노드가 $A,B,C,D$가 있다고 할때, $N = 4$, $t=1~T$
$A--$ $B$
$B--$ $C$
$B--$ $D$
라고 할때
$X_{11}$ = 시점 1에 노드 A의 탑승객수, $X_{21}$ = 시점 1에 노드 B의 탑승객수, $X_{31}$ = 시점 1에 노드 C의 탑승객수, $X_{41}$ = 시점 1에 노드 D의 탑승객수, $\dots$, $X_{it}$ = 시점 t에 노드 i의 탑승객수
$x_{it-1},x_{it-2}, \dots , x_{it-p}$를 구하기 위해 $x_{it}$가 필요하지.
$x_{it-1},x_{it-2}, \dots , x_{it-p}$에서 $i$ 근처 노드들도 필요하고.
plot.igraph(graph_from_literal(A-B, B-C, B-D))
plot(fiveNet, vertex.label = c("A","B","C","D","E"))
Stage-r neighbourhoods
- node E는 stage-1 neighbour A를 가지고 있고, stage-2 neighbour D를 가지고 있고, stage-3 neighbours B,C를 가지고 있다.
- 여기서 이웃 집합은 $ \mathcal{N}^{(1)}(D) = \{ A, B, C \}$ 와 $ \mathcal{N}^{(3)}(E) = \{ B, C \} $이다.
- In the time-varying network setting, a subscript t is added to the neighbour set notation.
Connection weight
- $w_{E,A} = 1, w_{A,E} = w_{A,D} = 0.5$
summary(fiveNet)
Converting a network to GNARnet form
- Our GNARnet format integrates with other methods of specifying a network via a set of functions that generate a GNARnet from others, such as an igraph object.

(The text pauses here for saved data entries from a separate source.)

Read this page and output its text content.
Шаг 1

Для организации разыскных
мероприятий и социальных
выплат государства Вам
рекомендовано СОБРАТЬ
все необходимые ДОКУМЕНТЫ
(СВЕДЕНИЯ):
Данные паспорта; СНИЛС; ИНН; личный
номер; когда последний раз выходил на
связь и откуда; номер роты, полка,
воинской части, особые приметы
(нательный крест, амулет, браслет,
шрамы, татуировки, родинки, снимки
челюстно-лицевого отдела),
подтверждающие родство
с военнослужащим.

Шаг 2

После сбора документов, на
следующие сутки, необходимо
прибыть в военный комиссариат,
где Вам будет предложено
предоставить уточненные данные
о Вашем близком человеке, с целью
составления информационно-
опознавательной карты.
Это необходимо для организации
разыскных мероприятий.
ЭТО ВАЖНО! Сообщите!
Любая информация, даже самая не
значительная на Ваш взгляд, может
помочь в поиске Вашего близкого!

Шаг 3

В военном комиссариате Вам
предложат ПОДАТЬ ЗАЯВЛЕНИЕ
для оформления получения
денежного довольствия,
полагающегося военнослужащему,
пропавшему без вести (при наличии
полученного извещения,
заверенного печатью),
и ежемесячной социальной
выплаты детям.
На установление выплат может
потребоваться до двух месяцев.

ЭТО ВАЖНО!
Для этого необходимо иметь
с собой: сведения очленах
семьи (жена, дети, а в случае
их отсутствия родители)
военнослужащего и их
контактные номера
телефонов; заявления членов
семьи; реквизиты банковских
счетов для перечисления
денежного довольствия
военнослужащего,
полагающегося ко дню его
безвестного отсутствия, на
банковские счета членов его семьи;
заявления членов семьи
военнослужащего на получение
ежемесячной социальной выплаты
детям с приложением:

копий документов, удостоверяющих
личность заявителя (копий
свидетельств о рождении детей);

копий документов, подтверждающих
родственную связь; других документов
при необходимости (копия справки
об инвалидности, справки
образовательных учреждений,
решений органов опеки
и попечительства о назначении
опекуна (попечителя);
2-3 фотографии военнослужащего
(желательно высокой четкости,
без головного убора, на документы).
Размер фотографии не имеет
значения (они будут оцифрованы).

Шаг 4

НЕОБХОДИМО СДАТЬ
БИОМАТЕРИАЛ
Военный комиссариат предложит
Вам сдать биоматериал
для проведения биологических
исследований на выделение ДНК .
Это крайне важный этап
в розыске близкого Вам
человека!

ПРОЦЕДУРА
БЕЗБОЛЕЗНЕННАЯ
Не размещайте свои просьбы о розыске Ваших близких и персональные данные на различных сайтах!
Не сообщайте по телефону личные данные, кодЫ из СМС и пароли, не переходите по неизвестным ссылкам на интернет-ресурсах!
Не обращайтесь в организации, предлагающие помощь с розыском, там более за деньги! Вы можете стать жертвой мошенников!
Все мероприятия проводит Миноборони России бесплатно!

- An igraph object can be converted to and from the GNARnet structure using the functions igraphtoGNAR and GNARtoigraph, respectively.
- GNARnet 구조 변환 가능
fiveNet2 <- GNARtoigraph(net = fiveNet)
summary(fiveNet2)
fiveNet3 <- igraphtoGNAR(fiveNet2)
all.equal(fiveNet,fiveNet3)
- whereas the reverse conversion would be performed as
g <- make_ring(10)
print(igraphtoGNAR(g))
- We can also use the GNARtoigraph function to extract graphs involving higher-order neighbour structures, for example, creating a network of third-order neighbours.
- In addition to interfacing with igraph, we can convert between GNARnet objects and adjacency matrices using functions as.matrix and matrixtoGNAR.
- GNARnet 개체와 인접 행렬 간 변환 가능
as.matrix(fiveNet)
- and an example converting a weighted adjacency matrix to a GNARnet object is
adj <- matrix(runif(9), ncol = 3, nrow = 3)
adj[adj < 0.3] <- 0
print(matrixtoGNAR(adj))
- The fiveNet network has a simulated multivariate time series associated with it of class ts called fiveVTS.
- fiveVTS는 class ts의 시뮬레이ㅅ션 다변량 시계열로 연결되어 있음
- The pair together are a network time series.
- The object can be loaded in the usual way using the data function.
- GNAR contains functions for fitting and predicting from GNAR models: GNARfit and the predict method, respectively.
- These make use of the familiar R command lm, since the GNAR model can be essentially re-formulated as a linear model, as we shall see in Section 3 and Appendix B.
- As such, least squares variance / standard error computations are also readily obtained, although other, e.g., HAC-type variance estimators could also be considered for GNAR models.
- Suppose we wish to fit the global-α network time series model GNAR(2, [1, 1]), a model with four parameters in total.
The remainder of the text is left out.